そして、その後、「とまる」と「動く」の想像力の交渉がある。「言分け」が進み、詩の世界が展開する。その過程で、
飛び立ったが最後 おれの体はたちまち散らばって
嘴だの目玉だの何枚もの羽根だの
その羽根の軸だのということになる
(略)
或いは輪の中心に死んでいる一匹の鼠
を見つけるまでは
おれは密度がゼロになるまで拡散し
それから鼠の上で収斂するのだ
と、もし「とまる」ではなく「飛ぶ」ならば、世界はどう分節(身分け=言分け)されるかが書かれている。これは飛んでいる自分の姿を想像し、それを眺めているのである。「飛ぶ」ときは肉体のさまざまな部分を酷使する。「足」でとまっているときとは違う。目も嘴も羽根も動かし、鼠に襲いかかる。(それは死んでいる鼠だが)。餌を見つけるまでは、「世界」の中を飛び回る。飛び回ることで、カラスが「世界」を動かすのである。それは羽根の動きが、そのまま世界の動きになるのである。「眺める」は、「動かない」ものを探すことに従事する。獲物を探すから、「肉体」は動く。それを「安藤は「散らばる」と書いている。そして、獲物が発見されたら「照準」のずれが「ゼロ」になり、つまり「肉体」も一点に向かって収斂し、鼠を手に入れる。世界は完全に「停止」する。この世界の完全な一体化、完全停止がカラスの理想である。これは逆に言えば、このカラスは飢えて木の枝の上にとまっている。死んだ鼠さえ自分のものにすることができないということだ。それくらいに「肉体」が弱っている。だからこそ、「飛び立ったが最後 おれの体はたちまち散らばって」と自分の死も予想する。そして、そこから他のカラスを見ているのである。他のカラスだって、やがて自分のようになる、と「眺めている」。世界が、一匹の鼠のように、完全に停止することを待っている。「あの鼠、殺さなければ死んでしまう」と言ったのはベケットの戯曲の中の誰だったか知らないが、このカラス、殺さなければ死んでしまうというくらいの状況の中で、まだ世界へと入っていっているのである。「ことば」は、そんなふうにいつでも「生きている」のである。生きていけるのである。
詩は、こう結ばれている。
おれが目をつぶったところで
ここに平べったく降り注ぐ光
は相変わらずだ
まだああやって赤い方角からよろよろ帰って来る奴らが
全部揃って目をつぶることが必要なのだ
そうすれば夜が来るだろう 顔のない夜が
それまでは いま暫く
どすぐろい羽根の軸でも嘴でこすってやるだけだ
書き出し二行目の「眺める」は「目をつぶる」にかわっている。「目をつぶる」は単に眠るではない。「永眠する/死ぬ」である。まだカラスは死んでいないが、死ぬことによって永遠に生き続ける「隠喩」になる。「死んでいる一匹の鼠」ということばのなかの「死ぬ」という「動詞」の重さを見逃してはいけないと思う。「とまる」は「死ぬ」でもあるのだから。

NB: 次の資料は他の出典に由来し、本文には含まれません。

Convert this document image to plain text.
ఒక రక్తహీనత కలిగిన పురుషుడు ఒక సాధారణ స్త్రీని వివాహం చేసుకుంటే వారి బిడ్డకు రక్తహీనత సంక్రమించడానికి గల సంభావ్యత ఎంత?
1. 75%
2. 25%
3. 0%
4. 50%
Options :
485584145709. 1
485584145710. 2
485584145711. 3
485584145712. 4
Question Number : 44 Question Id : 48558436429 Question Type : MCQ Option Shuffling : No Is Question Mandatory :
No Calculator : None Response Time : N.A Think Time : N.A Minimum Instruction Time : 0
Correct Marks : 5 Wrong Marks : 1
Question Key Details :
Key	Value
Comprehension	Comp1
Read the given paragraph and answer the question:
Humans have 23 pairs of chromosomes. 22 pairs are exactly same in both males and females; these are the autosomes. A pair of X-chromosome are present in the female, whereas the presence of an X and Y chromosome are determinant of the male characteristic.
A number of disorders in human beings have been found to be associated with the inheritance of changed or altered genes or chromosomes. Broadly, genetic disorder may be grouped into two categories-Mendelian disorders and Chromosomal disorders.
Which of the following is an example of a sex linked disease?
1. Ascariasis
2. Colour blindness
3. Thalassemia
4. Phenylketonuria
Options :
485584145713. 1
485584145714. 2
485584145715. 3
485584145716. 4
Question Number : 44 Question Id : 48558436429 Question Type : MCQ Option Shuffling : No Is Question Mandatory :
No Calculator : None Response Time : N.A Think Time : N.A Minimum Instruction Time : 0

野沢は簡単に「哲学的カラス」と書いているが、それが不満だったので、「あとがき」という形で追加しておくことにした。
*
私は詩を読むときにかぎらないが、ことばを読むときは「動詞」に注意して読む。「動詞」になら、自分の「肉体」を重ねることができるからである。私は、精神やこころというものもほんとうに存在しているかどうかあやしく感じている。左手はこれ、右足はこれ、と確認することができるか、精神やこころが果たして頭にあるのか、小腸にあるのか、指先にあるのか、わからない。そのときそのときで場所をかえるかもしれない。わかるのは「肉体」があるということだけだから、「肉体」を動かす「動詞」と、動いた肉体が見つけ出すものを読むしかないな、と考えている。